You might still be in the "kicking the tires" phase of your look at Hadoop and that's fine. This post isn't an introductory look at Hadoop; there are plenty of those available to you. This post focuses on the results of a VMware benchmark study performed on VMware vSphere 5.1.
[July 21, 2015: UPDATE] VMware just sent me an updated study using vSphere 6. It contains some of my predictions and higher numbers of VMs per host.
You can read the hardware specifications yourself at the end of the benchmark study, but in case you don't, here is a general overview of what was used.
32 HP DL380 G7 servers for the host cluster with the following configurations:
HP Disk arrays equipped with Seagate ST9146852SS, SAS 6Gb/s, 146GB, 15,000 RPM, 16MB buffer
RHEL 6.1 x86_64
Virtual hardware: version 9
VMware Tools: installed
Disks: Physical Raw Device Mappings
1 VM per host
69632MB, 68000MB reserved, 16 vCPUs, 12 data disks
No pinning, virtual NUMA, numa.memory.gransize = 1024
2 VMs per host
34816MB, 34000MB reserved, 8 vCPUs, 6 data disks
1 VM pinned to each NUMA node
4 VMs per host
17408MB, 17000MB reserved, 4 vCPUs, 3 data disks
2 VMs pinned to each NUMA node
VMware also provides you with a list of best practices for setting up a virtual Hadoop cluster. Creating such a cluster requires some advanced architecture design for VM sizing, kernel parameter tweaking, host configuration optimization, and some adaptability on your part. In other words, creating a high performance Hadoop cluster is not for the average VMware administrator.
If you examine the hardware specs closely, you'll note that these systems are not HP's latest technology nor are they the maxed-out, souped-up megamachines you would toss at a project like this. In virtualization terms, these would be considered average host systems.
The results are surprising and hopeful for the future of big data virtualization solutions. The following graph shows three benchmark results compared to native performance. The graph not only compares benchmarks of VM performance to native, but it also compares among the three different configurations: 1VM per host, 2 VMs per host, and 4 VMs per host.

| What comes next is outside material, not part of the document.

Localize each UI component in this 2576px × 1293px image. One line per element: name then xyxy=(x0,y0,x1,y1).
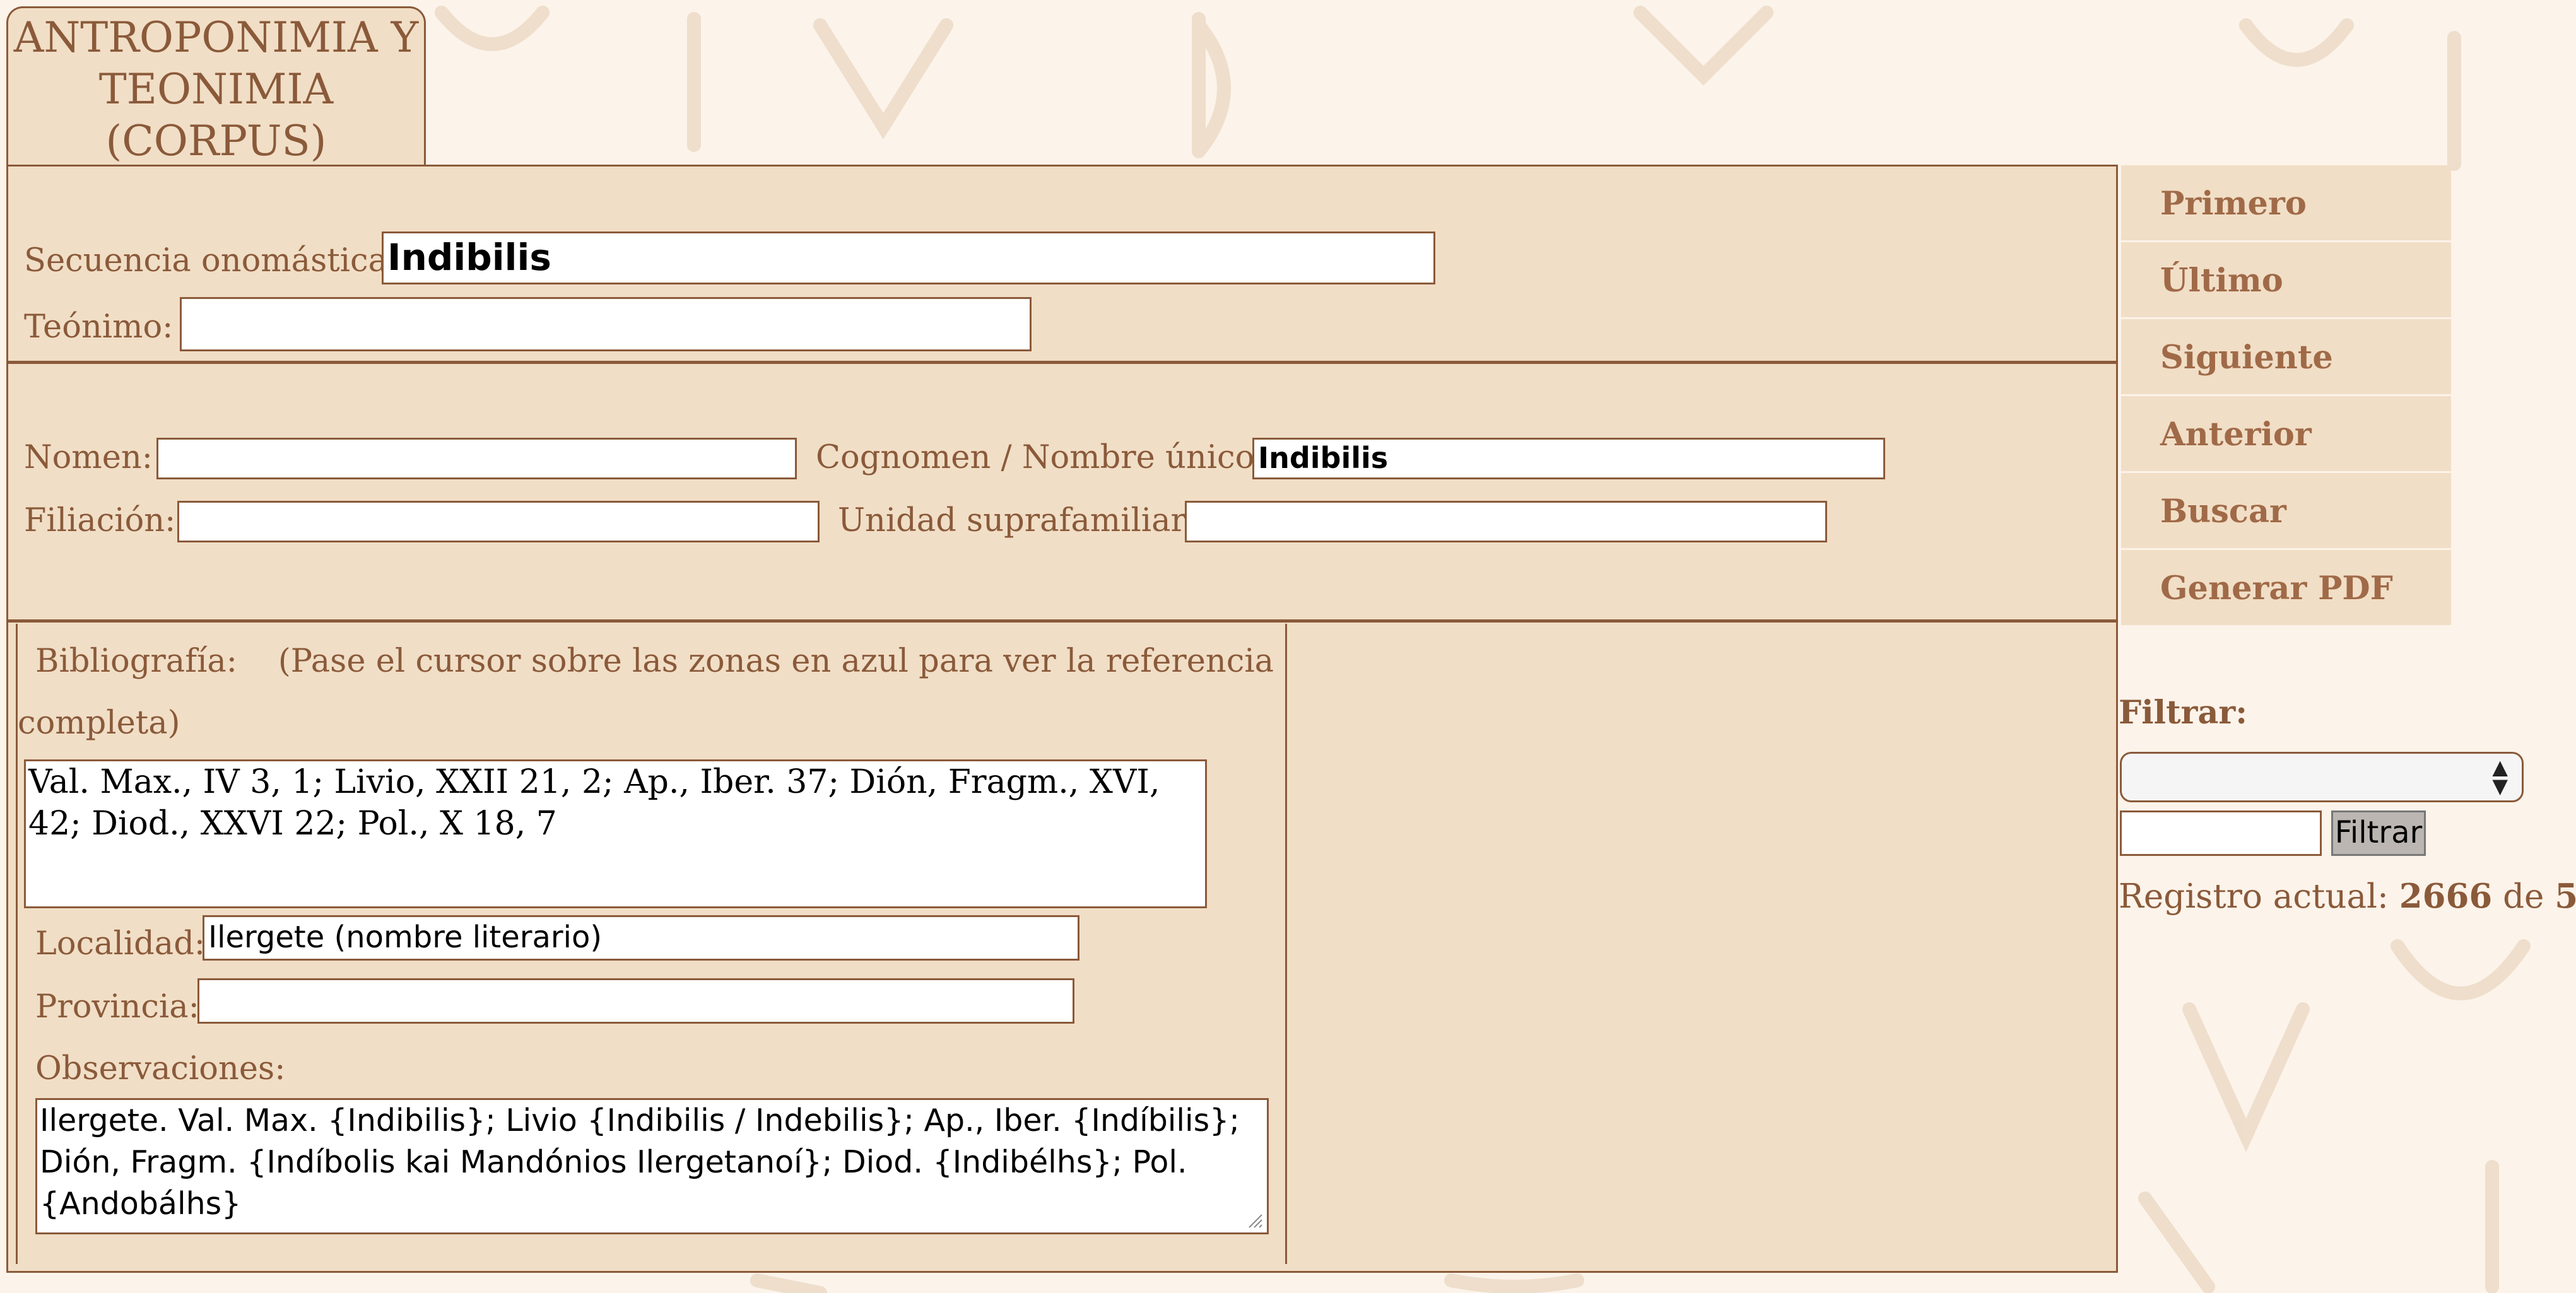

As you can clearly see from the graph, performance is close to native or better than native in every case. Native performance is 1.0.
You might be asking yourself, "Why virtualize a single VM per host?" My answer is that it provides a baseline for the study. Ordinarily no one would build a virtual host that only hosts a single VM. However, from these results, the answer might be that performance is actually better on a VM than on native hardware. Surprising, but true.
For my money, I'd go with more VMs per host regardless of what the numbers tell me because I want to better leverage my hardware dollars with more VMs per host. I think for the maximum bang for the buck, four VMs per host is still very exciting. I wish that the study would have gone to eight VMs per host to observe the differences in performance at that level. My guess is that the VMs would have to be downsized quite a bit to accommodate the added VM configuration. At four VMs per host, you have multiplied your big data power into 128 nodes.
The data tells me that virtualizing Hadoop can be done and it can be done in such a way that you can efficiently multiply your computing power without sacrificing performance.
And I think that if you deploy G8 systems with more processors, more RAM, and SSDs, you would blow this benchmark out of the water and use at least eight VMs per host with native performance or better. 256 Hadoop nodes running on 32 systems is a huge amount of computing power for big data sets.
So if someone asks you your opinion about virtualizing Hadoop, you can tell them that not only is it possible, but it's a really good thing to do.